Mas até a marcha seria um problema secundário se ela, nos próximos 10 quilômetros, não conseguisse uma forma de arrumar combustível. O motor já havia sido adaptado para o padrão flex (que incluía diesel, gasolina, álcool e, se as leis da física e da química tivessem permitido, até sangue humano). Mesmo assim, cada quilômetro a mais rodado estava se transformando em um pesadelo. 

Virgo checou novamente o mapa feito à mão em busca de uma solução. Desceu e subiu os óculos de motociclista, socou o volante e esfregou seu santinho enquanto pensava furiosamente em busca de uma alternativa. 

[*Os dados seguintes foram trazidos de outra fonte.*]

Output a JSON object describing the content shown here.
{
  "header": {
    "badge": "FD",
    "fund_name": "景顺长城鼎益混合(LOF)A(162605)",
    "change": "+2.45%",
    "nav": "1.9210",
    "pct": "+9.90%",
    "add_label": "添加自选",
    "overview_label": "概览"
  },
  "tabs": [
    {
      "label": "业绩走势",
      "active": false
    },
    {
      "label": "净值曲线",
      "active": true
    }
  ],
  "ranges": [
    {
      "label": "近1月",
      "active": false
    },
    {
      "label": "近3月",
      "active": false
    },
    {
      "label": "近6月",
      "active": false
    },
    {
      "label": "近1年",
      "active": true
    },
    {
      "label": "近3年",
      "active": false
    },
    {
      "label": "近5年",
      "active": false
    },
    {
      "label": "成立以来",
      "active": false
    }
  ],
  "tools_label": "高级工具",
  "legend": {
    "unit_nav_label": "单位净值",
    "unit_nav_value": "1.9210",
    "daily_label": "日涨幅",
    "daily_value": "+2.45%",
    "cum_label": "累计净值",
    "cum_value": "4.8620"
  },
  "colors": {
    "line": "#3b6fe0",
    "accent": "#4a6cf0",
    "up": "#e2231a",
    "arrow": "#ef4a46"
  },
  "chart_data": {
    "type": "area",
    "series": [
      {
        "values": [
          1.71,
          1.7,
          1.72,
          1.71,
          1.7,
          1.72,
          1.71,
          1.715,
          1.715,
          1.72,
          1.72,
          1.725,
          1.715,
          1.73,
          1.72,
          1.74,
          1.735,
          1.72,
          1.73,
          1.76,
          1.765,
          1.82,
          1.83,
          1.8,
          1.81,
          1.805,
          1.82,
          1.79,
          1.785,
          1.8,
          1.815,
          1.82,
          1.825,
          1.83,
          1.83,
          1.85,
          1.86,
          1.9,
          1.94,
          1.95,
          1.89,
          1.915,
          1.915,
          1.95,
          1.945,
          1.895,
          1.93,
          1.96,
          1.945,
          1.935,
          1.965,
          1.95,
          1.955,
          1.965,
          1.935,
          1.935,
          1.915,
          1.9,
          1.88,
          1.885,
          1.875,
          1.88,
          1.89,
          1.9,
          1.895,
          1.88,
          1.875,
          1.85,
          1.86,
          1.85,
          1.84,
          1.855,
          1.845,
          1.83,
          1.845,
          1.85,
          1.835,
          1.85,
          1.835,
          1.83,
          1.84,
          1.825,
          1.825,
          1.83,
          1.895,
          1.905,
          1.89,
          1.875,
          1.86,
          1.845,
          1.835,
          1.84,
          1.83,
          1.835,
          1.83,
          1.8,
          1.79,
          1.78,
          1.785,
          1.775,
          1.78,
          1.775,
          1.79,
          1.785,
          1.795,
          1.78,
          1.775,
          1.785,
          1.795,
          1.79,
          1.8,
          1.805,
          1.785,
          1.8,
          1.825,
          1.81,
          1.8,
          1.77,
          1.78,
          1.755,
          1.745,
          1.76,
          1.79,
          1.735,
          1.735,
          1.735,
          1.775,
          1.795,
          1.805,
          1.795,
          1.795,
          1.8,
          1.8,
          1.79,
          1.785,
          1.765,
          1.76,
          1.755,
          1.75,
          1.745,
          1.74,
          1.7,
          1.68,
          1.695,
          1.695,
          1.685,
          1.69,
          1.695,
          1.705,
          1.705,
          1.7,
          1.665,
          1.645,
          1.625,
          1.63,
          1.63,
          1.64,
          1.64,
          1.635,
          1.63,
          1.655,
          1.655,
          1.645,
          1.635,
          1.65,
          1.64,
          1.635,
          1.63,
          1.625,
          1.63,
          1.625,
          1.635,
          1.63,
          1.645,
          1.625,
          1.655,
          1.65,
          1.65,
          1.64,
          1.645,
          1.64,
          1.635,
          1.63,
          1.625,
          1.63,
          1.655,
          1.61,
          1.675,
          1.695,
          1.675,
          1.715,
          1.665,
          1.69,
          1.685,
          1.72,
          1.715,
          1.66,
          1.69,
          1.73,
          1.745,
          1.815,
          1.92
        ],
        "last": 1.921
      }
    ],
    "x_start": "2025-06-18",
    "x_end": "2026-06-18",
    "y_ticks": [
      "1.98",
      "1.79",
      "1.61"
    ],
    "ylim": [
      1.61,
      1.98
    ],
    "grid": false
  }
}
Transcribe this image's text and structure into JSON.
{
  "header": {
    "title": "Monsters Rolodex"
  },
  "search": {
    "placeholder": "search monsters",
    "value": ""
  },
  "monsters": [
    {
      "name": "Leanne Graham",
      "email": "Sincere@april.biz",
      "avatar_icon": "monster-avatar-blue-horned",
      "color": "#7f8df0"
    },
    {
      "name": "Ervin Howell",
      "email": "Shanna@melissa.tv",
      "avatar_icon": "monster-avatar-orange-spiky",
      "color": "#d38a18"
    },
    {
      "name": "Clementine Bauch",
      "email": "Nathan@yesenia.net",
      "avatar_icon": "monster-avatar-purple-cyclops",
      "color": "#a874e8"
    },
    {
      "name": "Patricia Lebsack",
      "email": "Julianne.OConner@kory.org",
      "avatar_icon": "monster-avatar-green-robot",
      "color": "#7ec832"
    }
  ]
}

Não contava com o posto de areia destruído pelo novo “messias” da semana na região (como alguém pode achar que óleo diesel é o sague do demônio? Fala sério!) e agora estava em apuros – de novo. 

Do lado de fora, algumas crianças brincavam com a cabeça de um animal (uma vaca? Elas não eram as com chifres?) e o ex-frentista do posto permanecia prostrado na cadeira enferrujada. As marcas no rosto dele denunciavam que ele não era exatamente um adepto do tal maluco, mas que tampouco era burro e soube a hora de desistir. Pelo bem das crianças. 

O enorme tanque de refinaria não estava mais pegando fogo, mas a fumaça que entrou pelas narinas a fez chorar. E não por causa de uma irritação nas narinas. Mas chorar em tempos de seca era um desperdício tão grande quanto queimar um dos últimos depósitos de diesel da região. Era um local sagrado, com a qual nem as gangues mexiam, já que as chances de desperdiçar o pouco do líquido que havia era alto demais para valer o risco. 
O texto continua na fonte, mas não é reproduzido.